Who were the Roman plebs? (Would Mr Mitchell have been one of them?)
This post is not an attempt to give a lifeline to Andrew Mitchell. In fact I have been congratulating myself a bit smugly these last couple of days for some rare prescience on my part. That is to say, almost as soon as he had, or hadn't said, what he is reported as saying, I observed that the F word was far less damaging than the P word..."plebeian" or "pleb".
Within modern British culture, since the sixteenth century at least, this bit of sub-Latin has been used with a decidely derogatory sense. "Hath not the pulchritude of my vertues protected me from the contaminating hands of these plebeians"... is a line penned by Sir Philip Sidney around 1600. And the Oxford English Dictionary can produce examples almost up to the present day. "Why can't these plebeians live like the ants that they are in high-rise public-housing projects."... from the Boston Herald in 2004. Or there's the shortened form: "‘A bit of a pleb, wasn't he?’ put in the military friend.".. that's from Huxley's Point, Counter Point.

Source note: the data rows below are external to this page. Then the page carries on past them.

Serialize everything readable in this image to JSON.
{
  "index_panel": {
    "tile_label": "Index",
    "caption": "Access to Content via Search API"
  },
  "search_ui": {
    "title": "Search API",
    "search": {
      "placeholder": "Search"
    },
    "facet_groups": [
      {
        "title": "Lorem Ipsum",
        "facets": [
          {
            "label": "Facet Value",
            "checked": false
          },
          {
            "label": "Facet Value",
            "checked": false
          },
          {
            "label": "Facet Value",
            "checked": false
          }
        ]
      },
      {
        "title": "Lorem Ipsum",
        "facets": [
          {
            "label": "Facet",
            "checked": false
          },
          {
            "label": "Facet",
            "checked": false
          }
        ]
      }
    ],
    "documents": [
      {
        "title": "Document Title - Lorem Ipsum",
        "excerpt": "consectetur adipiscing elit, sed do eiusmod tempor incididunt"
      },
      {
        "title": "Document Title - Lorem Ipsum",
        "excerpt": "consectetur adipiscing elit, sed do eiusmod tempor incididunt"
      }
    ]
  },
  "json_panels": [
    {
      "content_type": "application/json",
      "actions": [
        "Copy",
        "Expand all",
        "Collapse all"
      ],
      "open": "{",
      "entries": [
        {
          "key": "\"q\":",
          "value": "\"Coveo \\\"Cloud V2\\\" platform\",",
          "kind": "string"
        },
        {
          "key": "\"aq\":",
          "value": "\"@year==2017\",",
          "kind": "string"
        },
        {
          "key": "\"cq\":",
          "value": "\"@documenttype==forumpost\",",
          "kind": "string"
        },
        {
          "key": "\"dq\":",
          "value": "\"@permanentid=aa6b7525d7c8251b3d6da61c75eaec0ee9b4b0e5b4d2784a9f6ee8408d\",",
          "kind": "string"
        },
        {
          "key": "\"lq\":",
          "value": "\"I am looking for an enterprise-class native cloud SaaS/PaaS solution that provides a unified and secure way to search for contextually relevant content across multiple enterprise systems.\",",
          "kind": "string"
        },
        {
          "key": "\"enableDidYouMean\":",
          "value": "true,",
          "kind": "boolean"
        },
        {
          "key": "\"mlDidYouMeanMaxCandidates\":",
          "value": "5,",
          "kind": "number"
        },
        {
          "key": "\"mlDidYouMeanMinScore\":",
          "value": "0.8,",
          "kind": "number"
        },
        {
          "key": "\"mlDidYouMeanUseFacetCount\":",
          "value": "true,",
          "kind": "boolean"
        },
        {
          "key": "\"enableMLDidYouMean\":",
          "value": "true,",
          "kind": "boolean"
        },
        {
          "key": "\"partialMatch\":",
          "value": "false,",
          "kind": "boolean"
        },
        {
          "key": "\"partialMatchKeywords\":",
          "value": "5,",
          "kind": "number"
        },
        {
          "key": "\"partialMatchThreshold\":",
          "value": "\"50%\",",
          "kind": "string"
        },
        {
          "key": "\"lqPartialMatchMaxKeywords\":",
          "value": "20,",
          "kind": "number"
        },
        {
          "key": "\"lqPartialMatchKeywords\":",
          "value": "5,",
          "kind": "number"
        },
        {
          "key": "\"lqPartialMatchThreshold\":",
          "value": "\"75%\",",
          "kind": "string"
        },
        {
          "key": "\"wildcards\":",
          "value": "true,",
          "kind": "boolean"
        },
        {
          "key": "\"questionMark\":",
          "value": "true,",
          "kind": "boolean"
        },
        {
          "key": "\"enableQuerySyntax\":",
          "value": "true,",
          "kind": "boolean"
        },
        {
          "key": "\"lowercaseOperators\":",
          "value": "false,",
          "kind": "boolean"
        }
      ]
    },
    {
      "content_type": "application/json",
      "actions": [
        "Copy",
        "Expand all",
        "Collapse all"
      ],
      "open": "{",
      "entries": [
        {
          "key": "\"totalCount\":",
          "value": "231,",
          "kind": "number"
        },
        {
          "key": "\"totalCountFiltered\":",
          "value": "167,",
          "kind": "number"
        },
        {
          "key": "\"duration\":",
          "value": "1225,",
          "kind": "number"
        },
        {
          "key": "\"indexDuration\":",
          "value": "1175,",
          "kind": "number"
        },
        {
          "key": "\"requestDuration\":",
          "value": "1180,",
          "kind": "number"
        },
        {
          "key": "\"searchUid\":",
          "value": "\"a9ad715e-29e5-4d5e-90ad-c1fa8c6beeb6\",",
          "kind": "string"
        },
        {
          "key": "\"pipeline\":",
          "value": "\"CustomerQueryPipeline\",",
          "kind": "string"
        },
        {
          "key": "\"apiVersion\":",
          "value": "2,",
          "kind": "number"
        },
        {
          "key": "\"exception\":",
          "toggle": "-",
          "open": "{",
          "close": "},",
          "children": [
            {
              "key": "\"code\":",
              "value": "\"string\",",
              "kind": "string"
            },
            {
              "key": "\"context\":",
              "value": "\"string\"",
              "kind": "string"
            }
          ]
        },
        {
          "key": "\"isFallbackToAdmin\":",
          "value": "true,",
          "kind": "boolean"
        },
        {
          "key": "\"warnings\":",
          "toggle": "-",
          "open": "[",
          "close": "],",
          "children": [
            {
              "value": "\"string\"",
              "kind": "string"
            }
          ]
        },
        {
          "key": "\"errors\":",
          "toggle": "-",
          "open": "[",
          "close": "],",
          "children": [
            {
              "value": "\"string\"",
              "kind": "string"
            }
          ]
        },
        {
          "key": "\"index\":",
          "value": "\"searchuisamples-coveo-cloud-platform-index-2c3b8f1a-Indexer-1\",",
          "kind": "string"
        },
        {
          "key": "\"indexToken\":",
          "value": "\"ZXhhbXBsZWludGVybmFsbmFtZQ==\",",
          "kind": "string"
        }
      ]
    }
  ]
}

But what does it originally mean?
The word comes from Latin (plebeius, or plebs). But the Latin story is a bit more complicated. Sure there is also a strongly derogatory use. Cicero was typical of the Roman upper class when he talked about the sordida plebs ("the great unwashed"). Just like the late first century AD poet Statius, could say as a compliment of a patron's house and bathing establishment nil ibi plebeium ("nothing common there!"). There is no doubt at all that most Roman toffs would have perfectly well understood what Mr Mitchell did or didnt say.
But it was more complicated than that.
The full version of the term, plebeius, goes back at least to the early years of the Republic in the fifth century BC (and probably into the even earlier period of the Roman kings, from Romulus to Tarquin the Proud).
If we are to follow the account of (say) Livy, the fifth and early fourth centuries BC at Rome were marked by a class struggle between two hereditary groups of people: the patricians -- a small set of families, who led all the power in the state, who monopolised political and religious office and wealth; and the plebeians -- who were all the rest, who were not allowed much if any of a say in running the state. The big issues of this period was the so-called Struggle of the Orders -- the series of campaigns by which the plebeians gradually got access to all important offices of the state (including tactics, like the first known sit down strike, which were to be hugely influential on the later Labour movement).
Anyway, in the fifth century, the plebeians got their own officials to look after their own interests (Tribunes of the People.. hence the "Tribune Group"), and in 367 BC -- so Roman story went -- plebeians were admitted to the top office of consulship. By the second century BC there was no functional difference between patricians and plebeians, except there were a few old-fashioned priesthoods that still went to patricians only. (That's the offical Roman version at least... we suspect the story was a bit more complicated; in fact the recorded names of some of the earliest consuls pre 367 BC are recognisably plebeian, and no one has ever quite explained that.)
The point about the Romans, though, was that they never quite threw any of their old catgories and divisions away. And although it had no practical purpose, the formal hereditary division of patricians and plebeians remained forever. Everyone at Rome would always have known whether they were technically a patrician or plebeian. And the office of Tribune of the People remained throughout Roman history, and was only filled by plebeians... but by the first century BC, Tribunes were just as often introducing deeply conservative legislation as popular measures in support of the people.
The irony then is that most of the mega rich, pushy and snobby Roman politicians of the first century BC were, in formal terms, plebeians. Cicero was, Pompey was, so was Mr Moneybags himself ("Count no man as rich unless he can raise his own army"), Marcus Licinius Crassus. So when Cicero was being snooty about the sordida plebs (and plebs is just short for plebeius), we have to remember that strictly he was actually a plebeian himself.
So I think that the best way to get at Mr Mitchell might be to point out to him that, snob as I guess he is, he is probably just as plebeian as those he was insulting. Pots and kettles.